The results may demonstrate how alcohol changes the brain's learning system – and how triggers such as passing by a bar, or seeing old drinking friends may prompt cravings in people with alcoholism.
US researchers found that acetate, a metabolite of alcohol mostly produced when it is broken down in the liver, travelled to the brain's learning centre in mice. Here it added epigenetic markers to genes, found the study published in Nature.
'It was a huge surprise to us that metabolised alcohol is directly used by the body to add chemicals called acetyl groups to the proteins that package DNA, called histones,' said the study's senior author Dr Shelley Berger, director of the Penn Epigenetics Institute at the Perelman School of Medicine at the University of Pennsylvania in Philadelphia. 'To our knowledge, this data provides the first empirical evidence indicating that a portion of acetate derived from alcohol metabolism directly influences epigenetic regulation in the brain.'
The team found that acetate from the breakdown of alcohol added chemical groups to the DNA via an enzyme called ACSS2. In previous work published in Nature in 2017, Dr Berger and her team found that this enzyme was needed to form spatial memories.
In the current study, the team used behavioural tests to show that ACSS2 was needed to form alcohol-related memories.

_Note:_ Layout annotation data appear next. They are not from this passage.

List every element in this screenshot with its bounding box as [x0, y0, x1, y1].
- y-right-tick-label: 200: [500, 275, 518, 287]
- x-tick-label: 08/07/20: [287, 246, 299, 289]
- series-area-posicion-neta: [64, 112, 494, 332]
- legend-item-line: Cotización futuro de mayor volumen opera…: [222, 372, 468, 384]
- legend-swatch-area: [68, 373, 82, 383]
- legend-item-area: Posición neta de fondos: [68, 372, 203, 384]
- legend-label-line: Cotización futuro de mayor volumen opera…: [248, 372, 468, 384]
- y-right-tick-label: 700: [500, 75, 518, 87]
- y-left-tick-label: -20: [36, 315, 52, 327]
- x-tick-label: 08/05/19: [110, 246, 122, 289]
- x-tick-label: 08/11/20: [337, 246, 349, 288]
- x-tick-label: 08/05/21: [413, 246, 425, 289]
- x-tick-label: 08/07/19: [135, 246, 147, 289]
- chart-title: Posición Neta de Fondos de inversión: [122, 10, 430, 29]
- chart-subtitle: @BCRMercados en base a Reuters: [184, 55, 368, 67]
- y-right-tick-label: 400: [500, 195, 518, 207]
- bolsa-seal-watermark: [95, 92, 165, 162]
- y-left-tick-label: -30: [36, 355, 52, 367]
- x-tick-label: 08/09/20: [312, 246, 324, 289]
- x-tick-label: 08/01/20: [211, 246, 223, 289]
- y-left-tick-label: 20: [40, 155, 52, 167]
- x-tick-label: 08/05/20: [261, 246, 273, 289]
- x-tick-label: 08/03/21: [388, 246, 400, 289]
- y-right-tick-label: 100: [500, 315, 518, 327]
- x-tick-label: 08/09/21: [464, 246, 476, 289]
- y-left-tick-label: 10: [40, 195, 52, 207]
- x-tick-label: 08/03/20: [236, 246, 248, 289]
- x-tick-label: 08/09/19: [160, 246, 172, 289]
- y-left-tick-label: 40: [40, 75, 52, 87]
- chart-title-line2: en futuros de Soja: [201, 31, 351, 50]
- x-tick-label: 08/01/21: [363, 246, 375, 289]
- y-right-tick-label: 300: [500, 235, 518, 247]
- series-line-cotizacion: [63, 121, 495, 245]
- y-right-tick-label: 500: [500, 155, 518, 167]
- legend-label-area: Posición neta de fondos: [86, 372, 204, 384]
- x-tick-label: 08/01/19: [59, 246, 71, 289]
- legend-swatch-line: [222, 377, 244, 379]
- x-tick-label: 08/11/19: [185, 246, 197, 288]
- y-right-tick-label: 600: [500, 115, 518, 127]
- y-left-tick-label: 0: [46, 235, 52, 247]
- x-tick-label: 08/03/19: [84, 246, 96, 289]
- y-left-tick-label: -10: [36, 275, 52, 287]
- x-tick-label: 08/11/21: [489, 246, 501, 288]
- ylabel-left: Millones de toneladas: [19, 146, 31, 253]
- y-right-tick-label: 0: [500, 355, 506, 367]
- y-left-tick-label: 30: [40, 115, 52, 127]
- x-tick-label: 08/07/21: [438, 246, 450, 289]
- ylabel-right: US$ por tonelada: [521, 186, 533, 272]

'Our molecular and behavioural data, when taken together, establish ACSS2 as a possible intervention target in alcohol use disorder -- in which memory of alcohol-associated environmental cues is a primary driver of craving and relapse even after protracted periods of abstinence,' said joint-first author, Dr Gabor Egervari also at the Perelman School of Medicine.
The team also showed that 'binge-drinking' pregnant mice passed on the effect – the alcohol-breakdown product acetate was passed through the placenta and caused the same epigenetic brain changes in the fetus.